Closed tianyu-z closed 3 years ago
@vict0rsch Yeah, I totally agree with your commit. In order to better load/resume an intermediate model, I added an option in defaults.yaml to load a model by the exact path to the pth model.
Besides, according to recent training exps that I have done, I changed the saving params to:
save_n_epochs: 2 # Save `latest_ckpt.pth` every epoch, `epoch_{epoch}_ckpt.pth` model every n epochs if epoch >= min_save_epoch
min_save_epoch: 28 # Save extra intermediate checkpoints when epoch > min_save_epoch
@tianyu-z I re-implemented the logic.
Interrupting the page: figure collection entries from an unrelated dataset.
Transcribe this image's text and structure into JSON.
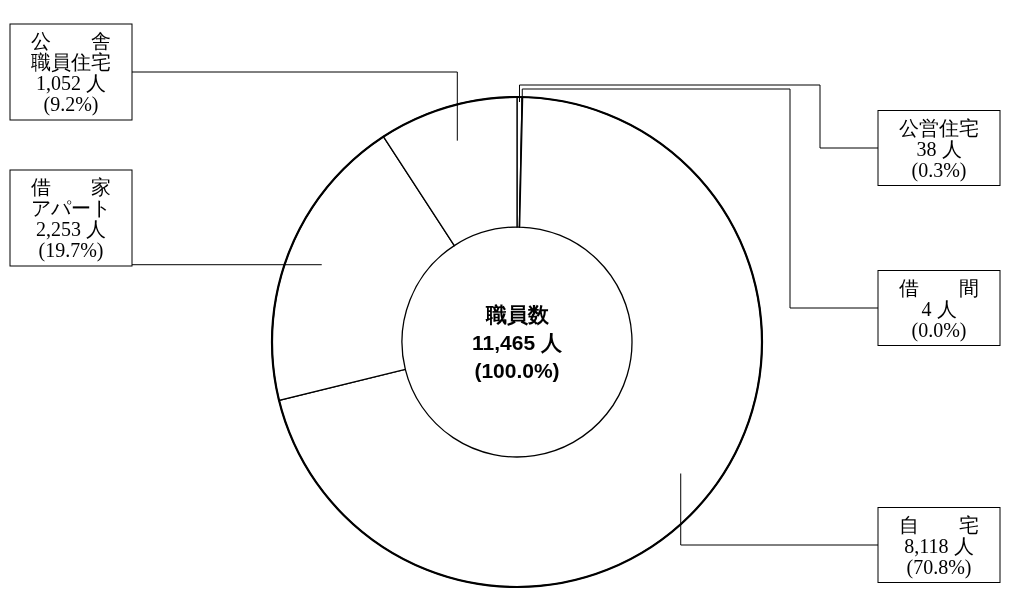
{
  "chart_data": {
    "type": "donut",
    "categories": [
      "公営住宅",
      "借　　間",
      "自　　宅",
      "借　　家アパート",
      "公　　舎職員住宅"
    ],
    "values": [
      38,
      4,
      8118,
      2253,
      1052
    ],
    "value_labels": [
      "38 人\n(0.3%)",
      "4 人\n(0.0%)",
      "8,118 人\n(70.8%)",
      "2,253 人\n(19.7%)",
      "1,052 人\n(9.2%)"
    ],
    "colors": [
      "#ffffff",
      "#ffffff",
      "#ffffff",
      "#ffffff",
      "#ffffff"
    ],
    "annotations": [
      "職員数\n11,465 人\n(100.0%)"
    ]
  }
}
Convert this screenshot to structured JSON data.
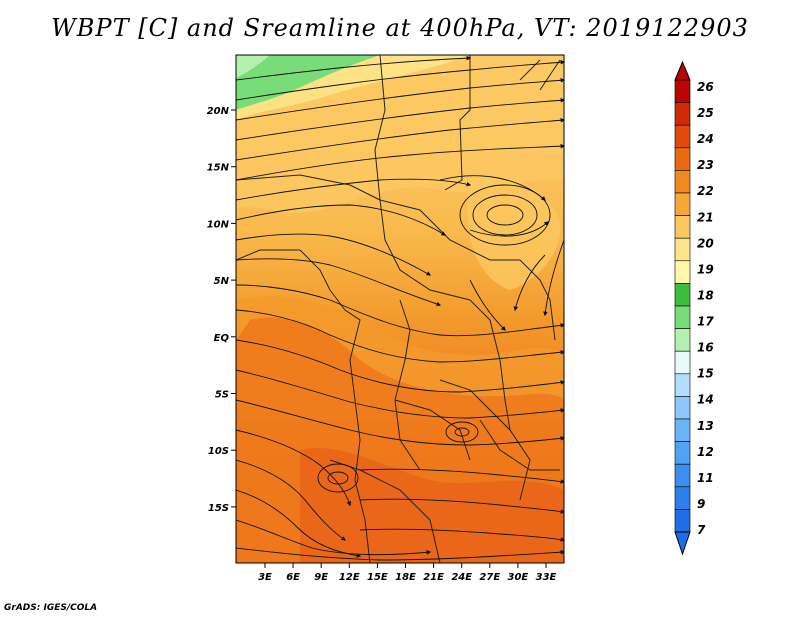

I hope you can agree with me that it is more versatile and robust to errors (especially people using the wrong arguments, this WILL happen)
I created a doc comments in defaults.yaml:
README on load_path
1/ any path which leads to a dir will be loaded as `path / checkpoints / latest_ckpt.pth`
2/ if you want to specify a specific checkpoint, it MUST be a `.pth` file
3/ resuming a P OR an M model, you may only specify 1 of `load_path.p` OR `load_path.m`.
You may also leave BOTH at none, in which case `output_path / checkpoints / latest_ckpt.pth`
will be used
4/ resuming a P+M model, you may specify (`p` AND `m`) OR `pm` OR leave all at none,
in which case `output_path / checkpoints / latest_ckpt.pth` will be used to load from
a single checkpoint
@tianyu-z do you think the code now handles everything we want to cover? Can you see any loophole in the logic?
@tianyu-z do you think the code now handles everything we want to cover? Can you see any loophole in the logic?
Thanks a lot! I am checking now.
@vict0rsch I don't see any holes in your logic. It's pretty strong. :fire: Sorry, I was not aware that there are other things related to the self.output_path.
No worries but just look for self.output_path
next time to make sure it's safe to not have it point to a directory. And you'll see it's used all over the place
@tianyu-z I simplified the logic. If you agree with my changes let's merge :)
(I think that if we can limit parameters and keep a simple logic, we should do so)